We have 400 feet of river frontage for fishing along the Little Pigeon River – right in the middle of Pigeon Forge. Our guests can fish from the bank or wade right in and then move upstream to the Old Mill – 2 miles to the east. We have a unique opportunity to give our guests trout fishing at Pigeon Forge hotels – ours.
The Riverwalk Greenway in Pigeon Forge is a footpath that follows the Little Pigeon River for nearly two miles, and includes numerous access points.
The Little Pigeon River is one of Tennessee’s premier trout fishing streams, with opportunities to catch stocked rainbow trout as well as wild brook trout. Smallmouth bass inhabit the water as well.
A current Tennessee fishing license is required to fish in Pigeon Forge or anywhere else along the Little Pigeon River.
Licenses are available online through the Tennessee Wildlife Resources Agency website as well as bait shops and various other retailers across the state. Seasons and limits for trout and all other fish species — with the exception of smallmouth bass — are in accordance with statewide regulations, and you can find these regulations on the Wildlife Resources Agency website or in print form at most places where licenses are sold.
While fishing in Pigeon Forge is governed by statewide regulations, be aware that Gatlinburg enforces many of its own additional rules, including a requirement to purchase an additional town fishing permit and a ban on all fishing on Thursdays, when fish are stocked.
Get a a Tennessee fishing license here: https://www.tn.wildlifelicense.com/start.php
The river splits into three forks in the Sevierville, and the West Fork of the Pigeon River flows through Pigeon Forge and Gatlinburg before entering Great Smoky Mountains National Park. Fishing is allowed along most of the river, including the Pigeon Forge area.
Most fishermen who come to the Little Pigeon River do so in pursuit of trout.
While trout fishing is permitted in the city of Pigeon Forge, these fish become more plentiful farther upstream. Rainbows are stocked weekly in Gatlinburg, while wild brook trout are seldom found downstream from the national forest.
Fly-fishing is effective, and you can usually catch fish by imitating whichever insect species is hatching at the time of your visit.
It is possible to catch rainbow trout up to 20 inches in length.
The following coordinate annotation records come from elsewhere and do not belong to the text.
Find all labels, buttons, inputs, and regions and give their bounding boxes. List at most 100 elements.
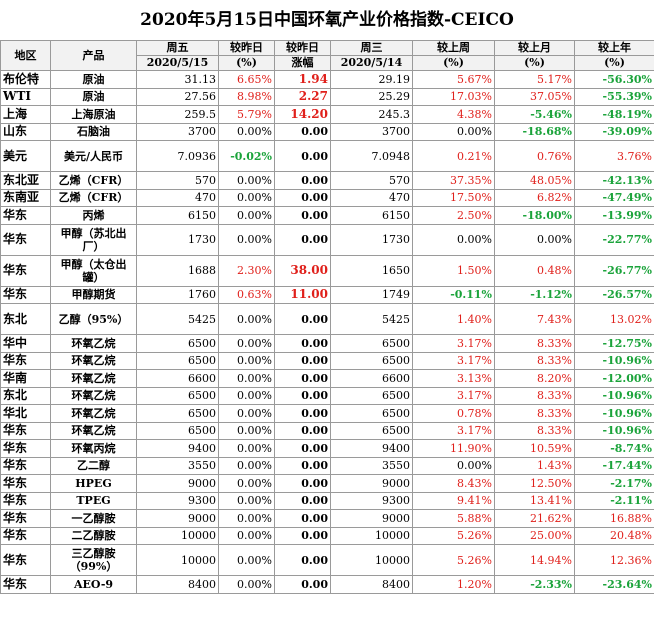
cell-product: 环氧乙烷 — [50, 404, 137, 423]
cell-week-change-pct: -0.11% — [412, 285, 495, 304]
cell-day-change: 0.00 — [274, 351, 331, 370]
cell-week-change-pct: 3.17% — [412, 386, 495, 405]
cell-wed-price: 1730 — [330, 223, 413, 256]
cell-week-change-pct: 3.17% — [412, 351, 495, 370]
cell-region: 华东 — [0, 351, 51, 370]
cell-region: 华东 — [0, 491, 51, 510]
cell-day-change-pct: 0.00% — [218, 491, 275, 510]
header-vs-last-week-unit: (%) — [412, 55, 495, 71]
cell-year-change-pct: -8.74% — [574, 439, 654, 458]
table-row: 华东 环氧丙烷 9400 0.00% 0.00 9400 11.90% 10.59% -8.74… — [0, 439, 654, 458]
cell-month-change-pct: 12.50% — [494, 474, 575, 493]
cell-day-change: 38.00 — [274, 254, 331, 287]
cell-fri-price: 31.13 — [136, 70, 219, 89]
cell-wed-price: 245.3 — [330, 105, 413, 124]
cell-year-change-pct: 13.02% — [574, 303, 654, 335]
cell-day-change-pct: 0.00% — [218, 421, 275, 440]
cell-fri-price: 27.56 — [136, 87, 219, 106]
cell-month-change-pct: 8.33% — [494, 386, 575, 405]
cell-week-change-pct: 0.00% — [412, 223, 495, 256]
table-row: WTI 原油 27.56 8.98% 2.27 25.29 17.03% 37.05% -55.… — [0, 87, 654, 106]
cell-wed-price: 6500 — [330, 404, 413, 423]
cell-day-change-pct: 0.00% — [218, 386, 275, 405]
cell-fri-price: 9400 — [136, 439, 219, 458]
cell-day-change: 0.00 — [274, 575, 331, 594]
cell-fri-price: 10000 — [136, 544, 219, 576]
cell-year-change-pct: 16.88% — [574, 509, 654, 528]
cell-wed-price: 570 — [330, 171, 413, 190]
cell-month-change-pct: 37.05% — [494, 87, 575, 106]
cell-day-change: 0.00 — [274, 206, 331, 225]
cell-wed-price: 3700 — [330, 122, 413, 141]
cell-year-change-pct: 12.36% — [574, 544, 654, 576]
cell-month-change-pct: 0.00% — [494, 223, 575, 256]
cell-region: 华东 — [0, 439, 51, 458]
header-fri: 周五 — [136, 40, 219, 56]
cell-year-change-pct: -56.30% — [574, 70, 654, 89]
table-body: 布伦特 原油 31.13 6.65% 1.94 29.19 5.67% 5.17% -56.30… — [0, 70, 654, 594]
cell-day-change: 0.00 — [274, 188, 331, 207]
cell-region: 华东 — [0, 254, 51, 287]
cell-fri-price: 6500 — [136, 334, 219, 353]
cell-region: 华东 — [0, 474, 51, 493]
cell-month-change-pct: -18.68% — [494, 122, 575, 141]
header-vs-prev-day: 较昨日 — [218, 40, 275, 56]
table-row: 华中 环氧乙烷 6500 0.00% 0.00 6500 3.17% 8.33% -12.75% — [0, 334, 654, 353]
cell-year-change-pct: -26.57% — [574, 285, 654, 304]
cell-product: 环氧乙烷 — [50, 421, 137, 440]
cell-product: 石脑油 — [50, 122, 137, 141]
cell-fri-price: 470 — [136, 188, 219, 207]
cell-wed-price: 6600 — [330, 369, 413, 388]
table-row: 华东 二乙醇胺 10000 0.00% 0.00 10000 5.26% 25.00% 20.4… — [0, 526, 654, 545]
cell-week-change-pct: 5.88% — [412, 509, 495, 528]
cell-day-change-pct: 0.00% — [218, 526, 275, 545]
cell-month-change-pct: 1.43% — [494, 456, 575, 475]
cell-week-change-pct: 0.78% — [412, 404, 495, 423]
header-wed: 周三 — [330, 40, 413, 56]
cell-region: 华东 — [0, 223, 51, 256]
header-vs-last-year: 较上年 — [574, 40, 654, 56]
cell-product: 上海原油 — [50, 105, 137, 124]
cell-month-change-pct: 7.43% — [494, 303, 575, 335]
cell-fri-price: 3700 — [136, 122, 219, 141]
cell-fri-price: 6600 — [136, 369, 219, 388]
cell-week-change-pct: 2.50% — [412, 206, 495, 225]
cell-week-change-pct: 5.26% — [412, 544, 495, 576]
cell-region: 华东 — [0, 544, 51, 576]
cell-fri-price: 5425 — [136, 303, 219, 335]
cell-region: 华北 — [0, 404, 51, 423]
table-row: 华东 丙烯 6150 0.00% 0.00 6150 2.50% -18.00% -13.99% — [0, 206, 654, 225]
cell-day-change-pct: -0.02% — [218, 140, 275, 172]
cell-region: 东南亚 — [0, 188, 51, 207]
cell-year-change-pct: -23.64% — [574, 575, 654, 594]
cell-fri-price: 6500 — [136, 386, 219, 405]
cell-region: 美元 — [0, 140, 51, 172]
cell-month-change-pct: -5.46% — [494, 105, 575, 124]
table-row: 华东 环氧乙烷 6500 0.00% 0.00 6500 3.17% 8.33% -10.96% — [0, 351, 654, 370]
cell-year-change-pct: -42.13% — [574, 171, 654, 190]
cell-month-change-pct: 13.41% — [494, 491, 575, 510]
cell-day-change-pct: 0.00% — [218, 456, 275, 475]
cell-fri-price: 10000 — [136, 526, 219, 545]
cell-day-change-pct: 0.00% — [218, 351, 275, 370]
cell-day-change: 0.00 — [274, 140, 331, 172]
cell-week-change-pct: 5.26% — [412, 526, 495, 545]
cell-product: AEO-9 — [50, 575, 137, 594]
cell-year-change-pct: -26.77% — [574, 254, 654, 287]
cell-year-change-pct: -2.11% — [574, 491, 654, 510]
cell-week-change-pct: 17.50% — [412, 188, 495, 207]
table-row: 华东 甲醇（太仓出罐） 1688 2.30% 38.00 1650 1.50% 0.48% -2… — [0, 254, 654, 287]
cell-day-change: 0.00 — [274, 223, 331, 256]
cell-day-change-pct: 0.00% — [218, 206, 275, 225]
table-row: 东北 乙醇（95%） 5425 0.00% 0.00 5425 1.40% 7.43% 13.0… — [0, 303, 654, 335]
cell-product: 乙烯（CFR） — [50, 188, 137, 207]
cell-fri-price: 9000 — [136, 474, 219, 493]
cell-fri-price: 259.5 — [136, 105, 219, 124]
cell-product: 环氧乙烷 — [50, 369, 137, 388]
table-row: 华东 TPEG 9300 0.00% 0.00 9300 9.41% 13.41% -2.11% — [0, 491, 654, 510]
table-row: 华北 环氧乙烷 6500 0.00% 0.00 6500 0.78% 8.33% -10.96% — [0, 404, 654, 423]
cell-day-change-pct: 6.65% — [218, 70, 275, 89]
cell-region: 华东 — [0, 575, 51, 594]
cell-day-change: 0.00 — [274, 456, 331, 475]
cell-wed-price: 6500 — [330, 421, 413, 440]
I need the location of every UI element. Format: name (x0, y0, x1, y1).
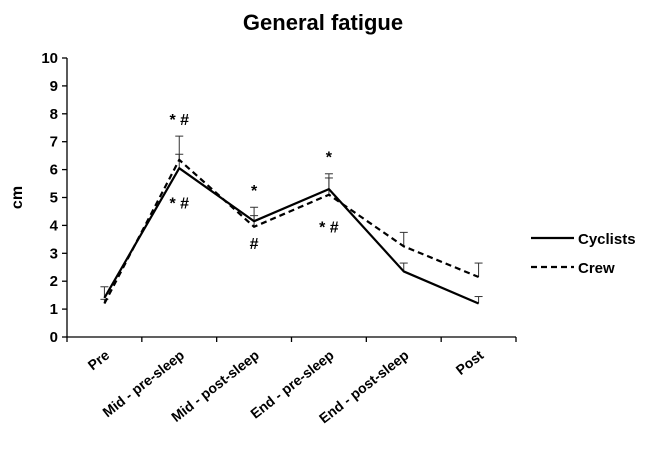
significance-marker: # (250, 236, 259, 253)
y-tick-label: 7 (50, 134, 58, 151)
y-axis-label: cm (9, 186, 26, 209)
y-tick-label: 0 (50, 329, 58, 346)
y-tick-label: 2 (50, 273, 58, 290)
x-tick-label: Pre (85, 347, 113, 374)
y-tick-label: 10 (41, 50, 58, 67)
significance-marker: * (251, 183, 258, 200)
significance-marker: * (326, 150, 333, 167)
significance-marker: * # (169, 112, 189, 129)
annotations: * # * # * # * * # (169, 112, 338, 253)
series-lines (103, 158, 480, 305)
legend-label-cyclists: Cyclists (578, 231, 636, 248)
series-line-crew (103, 158, 480, 305)
y-tick-label: 6 (50, 162, 58, 179)
significance-marker: * # (169, 196, 189, 213)
y-tick-label: 3 (50, 245, 58, 262)
y-tick-label: 4 (50, 217, 59, 234)
y-tick-label: 9 (50, 78, 58, 95)
chart-title: General fatigue (243, 10, 403, 35)
x-tick-label: Post (453, 347, 487, 378)
significance-marker: * # (319, 219, 339, 236)
y-tick-label: 1 (50, 301, 58, 318)
y-tick-label: 5 (50, 190, 58, 207)
legend-label-crew: Crew (578, 260, 615, 277)
series-line-cyclists (103, 167, 480, 305)
y-tick-label: 8 (50, 106, 58, 123)
error-bars (100, 135, 483, 304)
legend: Cyclists Crew (531, 231, 636, 277)
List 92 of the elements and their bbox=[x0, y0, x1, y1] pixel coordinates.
Brook trout tend to be smaller, but these fish are less common and much more wary of anglers, which makes catching them all the more rewarding.
Smallmouth bass and panfish also inhabit the Little Pigeon River, and the waters in the Pigeon Forge area harbor bass in the 3-pound class.
Smallmouths tend to hang around rocky cover in or near deep water, and the most productive areas are deep pools immediately downstream from rapids.
Fly-fishing with wet or dry flies can be effective, and you can also tempt big bass with soft plastic lures and baits that imitate crayfish.
Ample shore access is available in Pigeon Forge, and this section of the river downstream to Sevierville is also perfect for exploring by kayak or float tube.
A special limit of one fish per day with a 20-inch minimum length limit is in place for smallmouth bass from the mouth of the Little Pigeon River through Pigeon Forge to the national park boundary.
Public parks in Gatlinburg also provide access, and Highway 441 follows the river upstream from Gatlinburg all the way to its headwaters, deep inside Great Smoky Mountains National Park. Numerous trails lead from the highway to the river, and at most times it is possible to hike or wade upstream by following the river.